Thursday, September 28, 2006

Life lesson number one

This is a how to instruction for those who haven’t figured it out. The ability to do this challenging task seems to go away when you marry and comes back when you divorce. I guess your brain can only hold so much like birthdays, names of children, and anniversaries.

First you take the old tub off, now I know it’s a bit difficult to comprehend at first but the thing holding the tube is a spring and all that you need to do is push it in.

You throw the cardboard tub away. In the trash.

Now this is crucial so listen, you get a fresh roll of paper and place it on the spring holder. Then you carefully put it back. I don’t care where the flap is over or under. I just need to know that when I go in and sit down it’s there.

Important step here, you need to change it when it has one fourth of an inch or less left on the roll.

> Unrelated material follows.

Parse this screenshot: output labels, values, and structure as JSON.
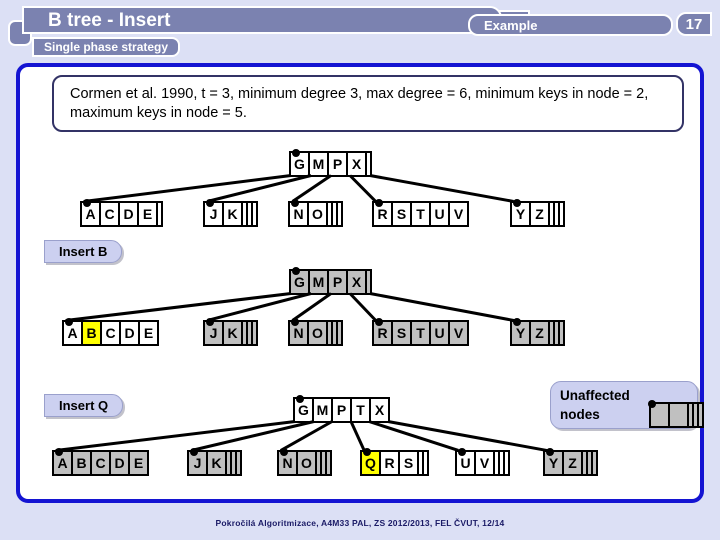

Take the old roll that still has some left and place it in the cabinet, we will use it. Yes we will.

Thank you and remember practice makes perfect.

Here’s a little something to think about while you’re changing the roll
1930: Northern Tissue is declared splinter-free.


DugALug said...


Ummmm, okay, yup, yup, yup... I see where you are going here! Now does the roll go 'over the top' or under the bottom?

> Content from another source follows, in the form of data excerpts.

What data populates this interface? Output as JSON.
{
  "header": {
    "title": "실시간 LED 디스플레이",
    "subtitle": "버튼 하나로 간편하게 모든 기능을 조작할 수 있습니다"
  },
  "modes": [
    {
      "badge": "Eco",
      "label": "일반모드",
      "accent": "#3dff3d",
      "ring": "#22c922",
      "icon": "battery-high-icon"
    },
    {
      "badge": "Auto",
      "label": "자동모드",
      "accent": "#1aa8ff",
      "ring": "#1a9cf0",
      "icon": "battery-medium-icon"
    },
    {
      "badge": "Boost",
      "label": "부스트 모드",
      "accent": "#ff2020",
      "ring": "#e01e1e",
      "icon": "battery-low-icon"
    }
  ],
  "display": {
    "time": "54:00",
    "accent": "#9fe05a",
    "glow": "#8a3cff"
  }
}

What about those big-ol Charmin rolls that don't fit too well? What do you do with them?

God Bless

Andreia said...

My brother used to sing this song called Stranded on the Toilet Bowl.
It is a family standard.You might need to borrow it.

Stranded, stranded on the toilet bowl.
Im stranded, stranded on the toilet bowl.
To proove you're a man
you must wipe with your hand or

Stranded, stranded on the toilet bowl.

Repeat getting louder until someone rescues you with a new roll.

byevad said...

Milly, we have a house that sees lots of visitors. Before company comes over, a representative of our house runs from bathroom to bathroom to check out the TP situation in each. If a roll is less than half full, a spare roll of TP is placed in easy reach in case that particular bathroom sees a lot of traffic.

Oh, we have no cats, so it's definitely 'over the top'!

Milly said...

Doug honey just change the roll, she won't care. She might even give ya a big o kiss.

Milly said...

That's funny. I keep watch at my house so I'm never stranded.

Milly said...

Are you telling me that you can change it yourself? Then if so do you remember important other stuff? Is my hypothesis wrong? Can my husband do that and still remember my birthday? I guess I’ll find out soon he change one the other day and my birthday is coming soon. I put the package in the little potty closet, it was hard to miss.

L.E.Meredith said...

Milly I personally like the flap on top, but that's just me. But I understand the frustration I have Grandkids and I have found the whole roll taking a swim, you know it won't flush decisions,decisions.